Dozens of clothing factories in a manufacturing hub in southern China known as “Shayne Village” have been idle in recent weeks as a result of the Trump administration’s move to end the so-called “de minimis” exemption that allowed online retailers to sell cheap tax-free items to Americans.
The company, home to once-lively lively workshops in Guangzhou’s Panyu district, home to once-lively lively workshops that supply the huge scene of China’s first fashion, has now quieted down.
Until recently, these items frequently appeared in American consumers who purchased a small fraction of the cost of clothing sold by US-based retailers, thanks to tax-free international cargoes of less than $800.
“Orders from the scene have dropped this year, and our sales have dropped significantly,” said One Workshop, employing around 20 people. He spoke to a Japanese news agency.
Trump’s removal of the De Minimis policy, which takes effect on May 2, means that all shipments, regardless of size, are facing import taxes.
This policy ensures online retailers such as Shein and Temu remain competitive in price in the US market and are crucially supporting their business models.
This shift places additional pressure on China’s already struggling economy, which is plagued by problems. Most notably, especially in the weakening of the real estate sector.
Economic growth remained stagnant at 5.4% in the first quarter of this year, with no improvement since the last quarter.
“The workshops were closed everywhere in just two months,” Li Lianghua, a business owner who originally originally from Hunan Province, told Nikkei.
In light of the burgeoning trade war, Sheen is encouraging suppliers to relocate operations to Vietnam as part of a strategy to mitigate the impact of Trump’s policies.
However, small suppliers who have no financial ability to move are shutting down completely instead.
Li himself stopped accepting orders from Shein and shifted his sales strategy towards direct marketing on social media platforms.
Similarly, things are bleak in Dongguan, a manufacturing city in the eastern part of Guangzhou, where factories supplying leather goods and bags to American companies were already experiencing business decline, even before Trump’s recent tariff decision.
One Dongguan factory lost $150,000 worth of contracts from four major American clients by the end of 2024.

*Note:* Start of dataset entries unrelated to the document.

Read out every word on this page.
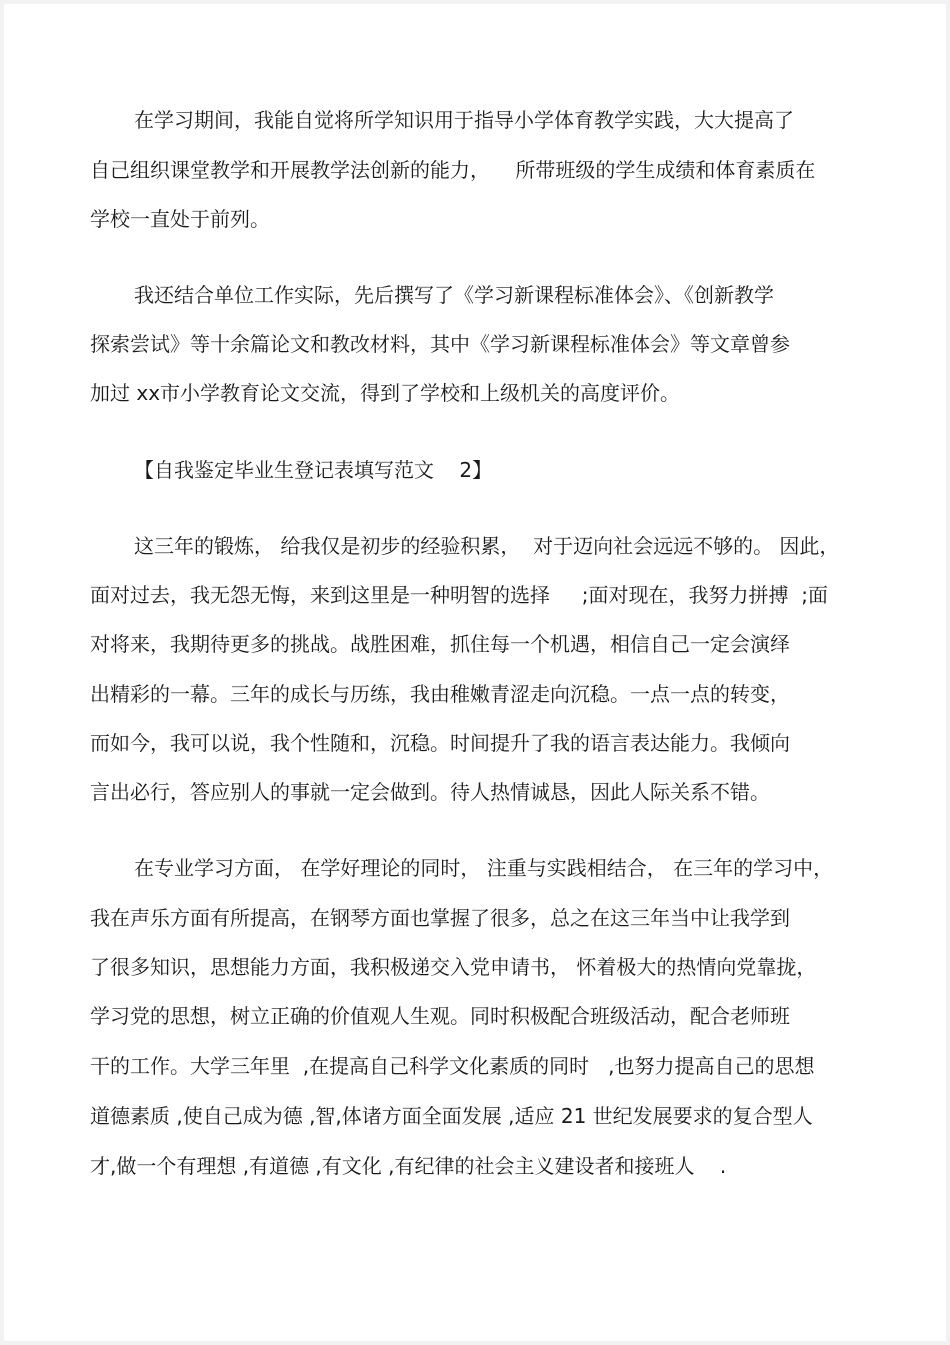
在学习期间，我能自觉将所学知识用于指导小学体育教学实践，大大提高了
自己组织课堂教学和开展教学法创新的能力，    所带班级的学生成绩和体育素质在
学校一直处于前列。
我还结合单位工作实际，先后撰写了《学习新课程标准体会》、《创新教学
探索尝试》等十余篇论文和教改材料，其中《学习新课程标准体会》等文章曾参
加过 xx市小学教育论文交流，得到了学校和上级机关的高度评价。
【自我鉴定毕业生登记表填写范文    2】
这三年的锻炼， 给我仅是初步的经验积累，  对于迈向社会远远不够的。 因此，
面对过去，我无怨无悔，来到这里是一种明智的选择     ;面对现在，我努力拼搏  ;面
对将来，我期待更多的挑战。战胜困难，抓住每一个机遇，相信自己一定会演绎
出精彩的一幕。三年的成长与历练，我由稚嫩青涩走向沉稳。一点一点的转变，
而如今，我可以说，我个性随和，沉稳。时间提升了我的语言表达能力。我倾向
言出必行，答应别人的事就一定会做到。待人热情诚恳，因此人际关系不错。
在专业学习方面， 在学好理论的同时， 注重与实践相结合， 在三年的学习中，
我在声乐方面有所提高，在钢琴方面也掌握了很多，总之在这三年当中让我学到
了很多知识，思想能力方面，我积极递交入党申请书， 怀着极大的热情向党靠拢，
学习党的思想，树立正确的价值观人生观。同时积极配合班级活动，配合老师班
干的工作。大学三年里  ,在提高自己科学文化素质的同时   ,也努力提高自己的思想
道德素质 ,使自己成为德 ,智,体诸方面全面发展 ,适应 21 世纪发展要求的复合型人
才,做一个有理想 ,有道德 ,有文化 ,有纪律的社会主义建设者和接班人    .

“There’s no chance of winning a new US contract, so we have to give up,” said Li Xiaodong, who recently took over the factory.
“Right now there is only risk in doing business with the US.”
Despite these set-offs, Liu’s business remains viable, generating approximately $3.4 million in annual revenue, primarily from the Asian market.
Liu has indicated plans to increase business within Asia further, highlighting faster and more affordable delivery options available in nearby markets such as Japan and Singapore.
Exports to China to China skyrocketed by more than 9% in March, but businesses were rushing to ship ahead of new tariffs, but industry insiders predict a major recession starting this month, with total tariffs kicking in by China’s imports.
Deflationary trends within China could ripple over other markets as Chinese manufacturers could seek new non-US customers, strengthen competition and lead to widespread price cuts.
“Price competition in exports to Asia will intensify,” he warned Chinese manufacturing executives, signaling a challenging era for global trade dynamics.